Across France Protestants responded to Condé's manifesto and the beginning of the first French War of Religion by seizing cities and taking control of territories. In total around 20 of the 60 largest cities in the kingdom would fall under rebel Protestant control. Among them Lyon, Tours, Amboise, Poitiers, Caen, Bayeux, Dieppe, Blois, Valence, Rouen, Angers, Le Havre, Grenoble, Auxerre, Beaugency, Montpellier, Mâcon and Le Mans. In the areas of Protestant domination iconoclasm and the seizure of churches was often undertaken. Protestant armies attempted to seize more cities that had not fallen to them. Among the leading Protestant commanders were the comte de Crussol (count of Crussol) who assumed a position of leadership in Languedoc and Dauphiné; the baron des Adrets in Dauphiné, the seigneur de Duras (lord of Duras) in Guyenne; the prince de Porcien in Champagne and the comte de Montgommery in Normandie.

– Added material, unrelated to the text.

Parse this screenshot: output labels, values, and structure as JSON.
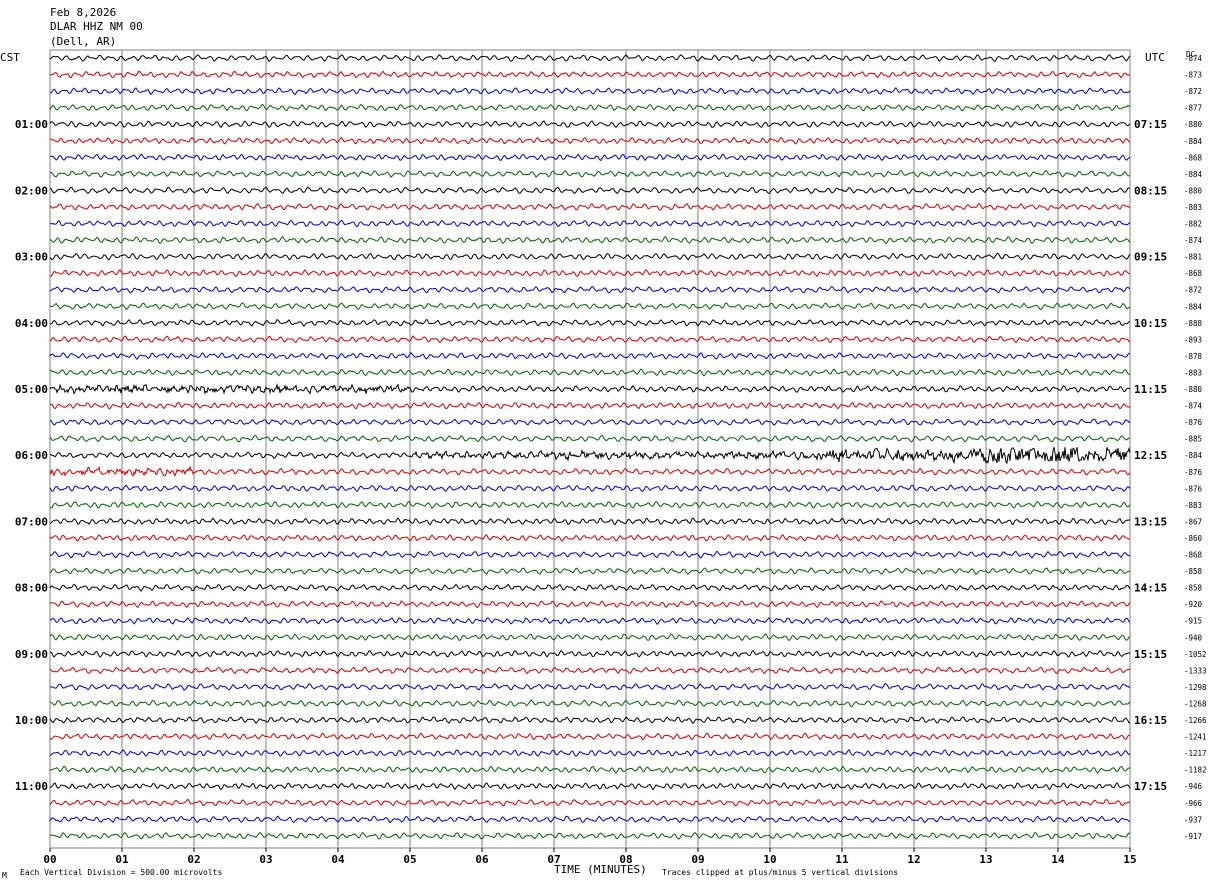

This decentralised uprising would not be unopposed, and after initially being caught off guard by the sudden and dramatic nature of the conquests, local Catholic royalist commanders would begin to recapture the territories in their provinces. This included figures such as the seigneur de Monluc in Guyenne and Languedoc, the vicomte de Joyeuse (viscount of Joyeuse) in Languedoc; the comte de Sommerive in Provence; the duc d'Aumale in Normandie and the duc d'Ėtampes in Normandie. This would involve street battles to stop attempted Protestant seizures of cities (as in Toulouse and Bordeaux), the reduction of Protestant held cities (as with Poitiers and Rouen) and field battles (as in the defeat of the Protestant army of Duras by Monluc's army at Vergt in October.
By the end of 1562 the rebel Protestant presence in much of France had been successfully neutralised. However, in Languedoc and Dauphiné they remained entrenched under Crussol's leadership. Meanwhile Admiral Coligny oversaw the resurgence of their cause in Normandie shortly before the end of the war.